With Shaw, Campinelli and Feinberg penning the majority of the lyrics, The Revivalists has a growing and diverse collection of original songs, released on one EP and two LPs to date. In January, the group re-released "City of Sound," originally released in 2012, after signing with Wind-Up Records.
The re-release includes eight live tracks, adding an hour of the band in full-out jam mode. The music is reminiscent of acts such as Dave Matthews, Phish, Bruce Springsteen and shirts-off favorite, Red Hot Chili Peppers. With passion, dedication and youthful energy, The Revivalists owns the live show and sound of the moment.

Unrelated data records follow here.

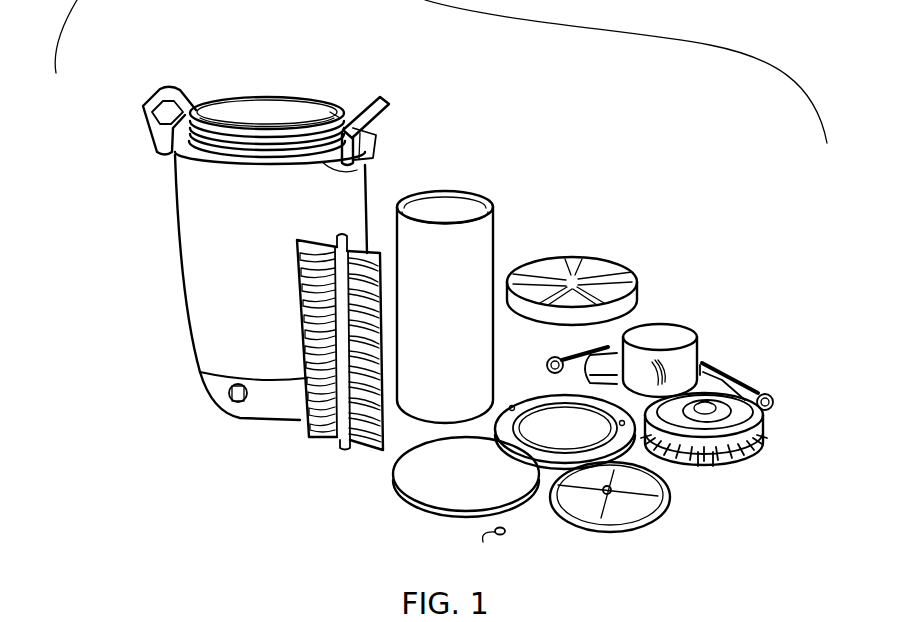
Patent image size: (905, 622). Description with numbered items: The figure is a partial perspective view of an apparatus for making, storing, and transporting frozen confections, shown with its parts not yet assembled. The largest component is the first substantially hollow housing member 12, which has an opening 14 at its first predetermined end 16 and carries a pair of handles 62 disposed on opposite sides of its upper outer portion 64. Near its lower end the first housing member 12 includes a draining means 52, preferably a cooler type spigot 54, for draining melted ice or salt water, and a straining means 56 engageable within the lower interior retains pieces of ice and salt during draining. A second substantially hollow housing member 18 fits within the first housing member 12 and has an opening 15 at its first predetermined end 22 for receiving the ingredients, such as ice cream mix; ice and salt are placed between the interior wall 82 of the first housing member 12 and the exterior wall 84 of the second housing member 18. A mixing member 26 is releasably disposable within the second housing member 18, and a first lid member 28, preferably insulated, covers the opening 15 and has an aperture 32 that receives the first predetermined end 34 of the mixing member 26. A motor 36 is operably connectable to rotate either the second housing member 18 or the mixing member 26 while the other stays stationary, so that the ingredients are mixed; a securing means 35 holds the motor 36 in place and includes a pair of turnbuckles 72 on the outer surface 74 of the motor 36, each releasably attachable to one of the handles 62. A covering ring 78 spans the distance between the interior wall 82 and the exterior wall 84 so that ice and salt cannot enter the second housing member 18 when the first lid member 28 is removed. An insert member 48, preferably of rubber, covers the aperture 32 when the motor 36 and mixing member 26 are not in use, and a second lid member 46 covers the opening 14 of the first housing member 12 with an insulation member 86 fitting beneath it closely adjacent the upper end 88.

The first substantially hollow housing member 12 is at (200, 195).
The opening 14 is at (270, 113).
The opening 15 is at (460, 203).
The first predetermined end 16 is at (345, 112).
The second substantially hollow housing member 18 is at (472, 237).
The first predetermined end 22 is at (398, 206).
The mixing member 26 is at (347, 400).
The first lid member 28 is at (623, 513).
The aperture 32 is at (575, 511).
The first predetermined end 34 is at (337, 231).
The securing means 35 is at (548, 358).
The motor 36 is at (670, 325).
The second lid member 46 is at (578, 258).
The insert member 48 is at (489, 548).
The draining means 52 is at (240, 415).
The cooler type spigot 54 is at (233, 400).
The straining means 56 is at (772, 412).
The handles 62 is at (152, 103).
The upper outer portion 64 is at (381, 208).
The turnbuckles 72 is at (553, 370).
The outer surface 74 is at (615, 355).
The covering ring 78 is at (633, 440).
The interior wall 82 is at (284, 107).
The exterior wall 84 is at (468, 270).
The insulation member 86 is at (417, 470).
The upper end 88 is at (337, 112).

"We didn't want to put out the same LP just because we're under a label," Feinberg says. "People have been asking us for a live record, so we pretty much gave them a live album for free with the repackaging."
The Revivalists performs at 8 p.m. June 6 at Duling Hall (622 Duling Ave.). The Black Cadillacs and Cardinal Sons also perform. Doors open at 7 p.m. The all-ages show is $15 in advance and $20 at the door. Those under 18 must be accompanied by an adult. Visit ardenland.net and therevivalists.com.